Callandrea sentiu Ailani, noiva de Kallien, apertar sua mão direita uma e duas vezes. Era um sinal entre as duas.

Tinham se tornado bem próximas desde a partida de seu irmão para o Sacrifício. Consolara a futura cunhada quando ela chorara por Kallien, espantava seus pesadelos à noite agora que Ailani se mudara para a casa dos Steros onde a senhora sua mãe requisitava a presença de Callandrea sempre que podia. Para preencher um pouco o vazio da casa, ela alegava.

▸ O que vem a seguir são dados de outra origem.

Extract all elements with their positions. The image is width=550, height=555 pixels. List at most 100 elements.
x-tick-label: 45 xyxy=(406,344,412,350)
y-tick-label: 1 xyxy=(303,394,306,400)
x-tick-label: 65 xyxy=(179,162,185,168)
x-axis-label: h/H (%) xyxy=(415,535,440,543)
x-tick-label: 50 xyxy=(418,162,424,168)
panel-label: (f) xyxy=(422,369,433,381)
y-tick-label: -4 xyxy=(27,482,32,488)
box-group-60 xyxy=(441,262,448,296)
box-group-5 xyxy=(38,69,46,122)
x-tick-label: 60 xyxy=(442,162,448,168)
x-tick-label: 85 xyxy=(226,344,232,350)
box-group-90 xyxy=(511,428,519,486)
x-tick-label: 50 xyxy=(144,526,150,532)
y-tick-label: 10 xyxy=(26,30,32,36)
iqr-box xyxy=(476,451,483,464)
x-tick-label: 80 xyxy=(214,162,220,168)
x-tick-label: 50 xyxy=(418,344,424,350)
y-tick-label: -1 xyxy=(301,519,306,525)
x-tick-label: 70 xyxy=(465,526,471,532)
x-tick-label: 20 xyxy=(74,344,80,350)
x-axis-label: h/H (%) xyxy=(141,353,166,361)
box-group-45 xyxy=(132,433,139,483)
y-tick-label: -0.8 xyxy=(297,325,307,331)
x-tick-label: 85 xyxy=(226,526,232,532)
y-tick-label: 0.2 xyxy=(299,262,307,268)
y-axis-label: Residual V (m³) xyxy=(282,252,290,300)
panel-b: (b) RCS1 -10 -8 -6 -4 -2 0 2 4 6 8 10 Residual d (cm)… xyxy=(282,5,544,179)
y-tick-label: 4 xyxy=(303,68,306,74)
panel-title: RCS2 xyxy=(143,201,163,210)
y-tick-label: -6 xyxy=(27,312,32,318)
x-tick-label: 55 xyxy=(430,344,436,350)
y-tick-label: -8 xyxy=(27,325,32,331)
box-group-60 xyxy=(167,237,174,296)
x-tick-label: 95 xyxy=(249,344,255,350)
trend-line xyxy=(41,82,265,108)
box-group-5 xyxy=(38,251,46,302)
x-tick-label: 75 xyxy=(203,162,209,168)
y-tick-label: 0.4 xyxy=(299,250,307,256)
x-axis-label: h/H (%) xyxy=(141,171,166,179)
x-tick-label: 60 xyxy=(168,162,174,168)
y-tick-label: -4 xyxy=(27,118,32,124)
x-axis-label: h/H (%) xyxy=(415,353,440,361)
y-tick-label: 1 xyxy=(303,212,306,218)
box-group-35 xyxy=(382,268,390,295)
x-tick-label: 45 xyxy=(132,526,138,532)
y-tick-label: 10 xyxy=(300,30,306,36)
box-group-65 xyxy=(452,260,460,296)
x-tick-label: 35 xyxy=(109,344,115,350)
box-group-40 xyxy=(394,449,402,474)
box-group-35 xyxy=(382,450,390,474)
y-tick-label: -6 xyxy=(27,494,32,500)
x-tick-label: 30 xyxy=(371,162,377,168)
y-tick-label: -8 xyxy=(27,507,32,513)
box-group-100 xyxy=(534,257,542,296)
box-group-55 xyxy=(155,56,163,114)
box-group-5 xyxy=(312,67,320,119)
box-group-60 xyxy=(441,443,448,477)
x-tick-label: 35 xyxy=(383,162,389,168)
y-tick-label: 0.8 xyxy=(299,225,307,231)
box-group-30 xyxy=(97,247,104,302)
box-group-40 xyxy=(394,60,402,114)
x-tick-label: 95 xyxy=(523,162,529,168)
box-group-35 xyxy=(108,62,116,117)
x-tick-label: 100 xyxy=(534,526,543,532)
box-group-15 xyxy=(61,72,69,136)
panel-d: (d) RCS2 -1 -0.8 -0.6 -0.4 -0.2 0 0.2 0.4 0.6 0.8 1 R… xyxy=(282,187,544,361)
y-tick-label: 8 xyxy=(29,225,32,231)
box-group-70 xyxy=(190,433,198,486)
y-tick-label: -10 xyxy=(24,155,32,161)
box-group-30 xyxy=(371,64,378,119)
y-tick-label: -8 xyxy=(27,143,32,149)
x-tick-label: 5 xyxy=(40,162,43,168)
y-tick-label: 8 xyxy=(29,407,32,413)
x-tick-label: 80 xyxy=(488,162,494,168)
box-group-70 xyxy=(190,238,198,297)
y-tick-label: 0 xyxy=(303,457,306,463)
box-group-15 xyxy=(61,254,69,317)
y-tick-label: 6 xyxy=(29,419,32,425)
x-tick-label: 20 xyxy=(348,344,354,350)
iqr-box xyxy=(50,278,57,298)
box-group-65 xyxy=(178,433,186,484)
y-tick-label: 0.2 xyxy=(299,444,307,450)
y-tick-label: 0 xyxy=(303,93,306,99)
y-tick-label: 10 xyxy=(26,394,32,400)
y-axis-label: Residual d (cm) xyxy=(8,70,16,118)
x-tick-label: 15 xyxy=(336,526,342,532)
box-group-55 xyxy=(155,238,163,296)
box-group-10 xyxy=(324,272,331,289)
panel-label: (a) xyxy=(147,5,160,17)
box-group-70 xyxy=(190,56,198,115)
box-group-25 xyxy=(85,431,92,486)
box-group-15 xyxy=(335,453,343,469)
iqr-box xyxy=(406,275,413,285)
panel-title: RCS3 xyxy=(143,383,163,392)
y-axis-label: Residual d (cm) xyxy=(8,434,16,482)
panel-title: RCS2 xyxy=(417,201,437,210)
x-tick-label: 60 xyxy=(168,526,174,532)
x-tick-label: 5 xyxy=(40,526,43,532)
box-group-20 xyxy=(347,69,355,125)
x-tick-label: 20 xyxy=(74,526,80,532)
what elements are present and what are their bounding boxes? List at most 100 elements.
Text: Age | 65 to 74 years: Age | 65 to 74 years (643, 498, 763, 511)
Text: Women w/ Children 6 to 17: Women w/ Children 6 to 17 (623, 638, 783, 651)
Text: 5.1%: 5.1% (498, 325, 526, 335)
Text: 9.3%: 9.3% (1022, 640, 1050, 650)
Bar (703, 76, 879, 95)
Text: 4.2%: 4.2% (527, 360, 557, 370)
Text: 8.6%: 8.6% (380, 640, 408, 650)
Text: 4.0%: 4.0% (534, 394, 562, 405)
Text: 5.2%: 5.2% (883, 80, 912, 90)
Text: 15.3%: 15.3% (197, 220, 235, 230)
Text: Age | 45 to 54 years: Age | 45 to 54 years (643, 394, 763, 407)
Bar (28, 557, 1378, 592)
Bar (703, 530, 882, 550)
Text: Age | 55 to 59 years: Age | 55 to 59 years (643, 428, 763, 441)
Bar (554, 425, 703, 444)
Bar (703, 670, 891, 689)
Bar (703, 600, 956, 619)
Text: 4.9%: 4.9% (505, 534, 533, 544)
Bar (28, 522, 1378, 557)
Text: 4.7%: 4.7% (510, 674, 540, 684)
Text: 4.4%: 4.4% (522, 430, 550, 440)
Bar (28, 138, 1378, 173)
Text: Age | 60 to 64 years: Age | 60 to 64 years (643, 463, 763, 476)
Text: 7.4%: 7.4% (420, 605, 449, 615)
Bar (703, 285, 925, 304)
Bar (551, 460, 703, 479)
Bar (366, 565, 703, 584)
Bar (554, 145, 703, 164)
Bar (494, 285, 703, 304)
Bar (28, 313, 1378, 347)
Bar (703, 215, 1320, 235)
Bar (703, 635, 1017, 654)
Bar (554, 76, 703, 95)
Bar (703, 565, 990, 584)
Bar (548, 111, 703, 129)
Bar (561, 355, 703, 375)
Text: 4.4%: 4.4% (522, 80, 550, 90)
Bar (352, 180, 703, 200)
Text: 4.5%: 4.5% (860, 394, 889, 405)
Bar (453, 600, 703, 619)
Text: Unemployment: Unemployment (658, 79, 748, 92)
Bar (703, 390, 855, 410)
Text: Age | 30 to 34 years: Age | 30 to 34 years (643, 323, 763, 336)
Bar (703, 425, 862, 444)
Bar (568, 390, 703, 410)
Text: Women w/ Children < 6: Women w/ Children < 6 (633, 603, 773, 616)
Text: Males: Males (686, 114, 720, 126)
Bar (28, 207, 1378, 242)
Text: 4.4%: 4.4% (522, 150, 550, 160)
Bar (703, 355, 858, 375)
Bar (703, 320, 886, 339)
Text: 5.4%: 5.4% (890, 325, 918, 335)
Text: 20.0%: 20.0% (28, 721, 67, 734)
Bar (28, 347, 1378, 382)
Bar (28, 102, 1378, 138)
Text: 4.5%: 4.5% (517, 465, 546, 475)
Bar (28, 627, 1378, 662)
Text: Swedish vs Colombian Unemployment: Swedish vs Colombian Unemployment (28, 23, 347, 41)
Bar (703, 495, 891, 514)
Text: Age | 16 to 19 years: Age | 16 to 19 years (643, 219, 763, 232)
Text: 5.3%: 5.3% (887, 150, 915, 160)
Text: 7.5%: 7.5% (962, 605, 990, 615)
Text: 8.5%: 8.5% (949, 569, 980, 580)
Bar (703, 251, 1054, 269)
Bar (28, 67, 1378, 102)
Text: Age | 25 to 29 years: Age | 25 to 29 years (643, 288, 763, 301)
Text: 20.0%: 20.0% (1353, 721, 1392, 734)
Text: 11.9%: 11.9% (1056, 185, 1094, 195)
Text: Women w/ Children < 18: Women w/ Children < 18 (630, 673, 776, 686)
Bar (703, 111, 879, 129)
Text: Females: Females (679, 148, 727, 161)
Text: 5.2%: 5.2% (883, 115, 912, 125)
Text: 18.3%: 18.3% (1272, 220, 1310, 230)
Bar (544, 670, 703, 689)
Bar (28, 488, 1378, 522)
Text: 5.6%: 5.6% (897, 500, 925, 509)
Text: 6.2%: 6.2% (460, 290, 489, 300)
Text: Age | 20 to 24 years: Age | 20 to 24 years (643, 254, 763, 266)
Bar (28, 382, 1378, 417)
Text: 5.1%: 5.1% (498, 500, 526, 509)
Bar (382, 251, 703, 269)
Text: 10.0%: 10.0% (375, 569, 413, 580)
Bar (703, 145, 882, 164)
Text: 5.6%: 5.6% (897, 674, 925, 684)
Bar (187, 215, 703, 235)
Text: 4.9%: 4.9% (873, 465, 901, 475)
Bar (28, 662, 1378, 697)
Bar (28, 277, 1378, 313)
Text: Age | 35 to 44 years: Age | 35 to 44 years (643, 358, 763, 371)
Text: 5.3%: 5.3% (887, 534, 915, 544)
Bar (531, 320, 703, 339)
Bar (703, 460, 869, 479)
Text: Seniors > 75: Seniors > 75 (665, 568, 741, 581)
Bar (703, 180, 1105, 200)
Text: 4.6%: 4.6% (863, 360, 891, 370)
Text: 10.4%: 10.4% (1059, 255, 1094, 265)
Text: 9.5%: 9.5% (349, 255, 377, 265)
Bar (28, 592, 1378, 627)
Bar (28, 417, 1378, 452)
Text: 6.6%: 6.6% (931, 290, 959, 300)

Ailani tinha um sentimento pelo seu irmão que Callandrea não esperava. Achava que ela só estava tentando se livrar do Sacrifício, mas não era apenas isso. Amava-o desde criança, dissera Ailani certa vez. E agora estava começando a amá-la também, revelou enquanto dividiam a cama se abraçando no frio.

Callandrea ficou alerta.

—Por que três?— a menina sabia muito bem sobre o que a cunhada falava. Percebera no mesmo instante que as palavras saíram da boca de Ailani.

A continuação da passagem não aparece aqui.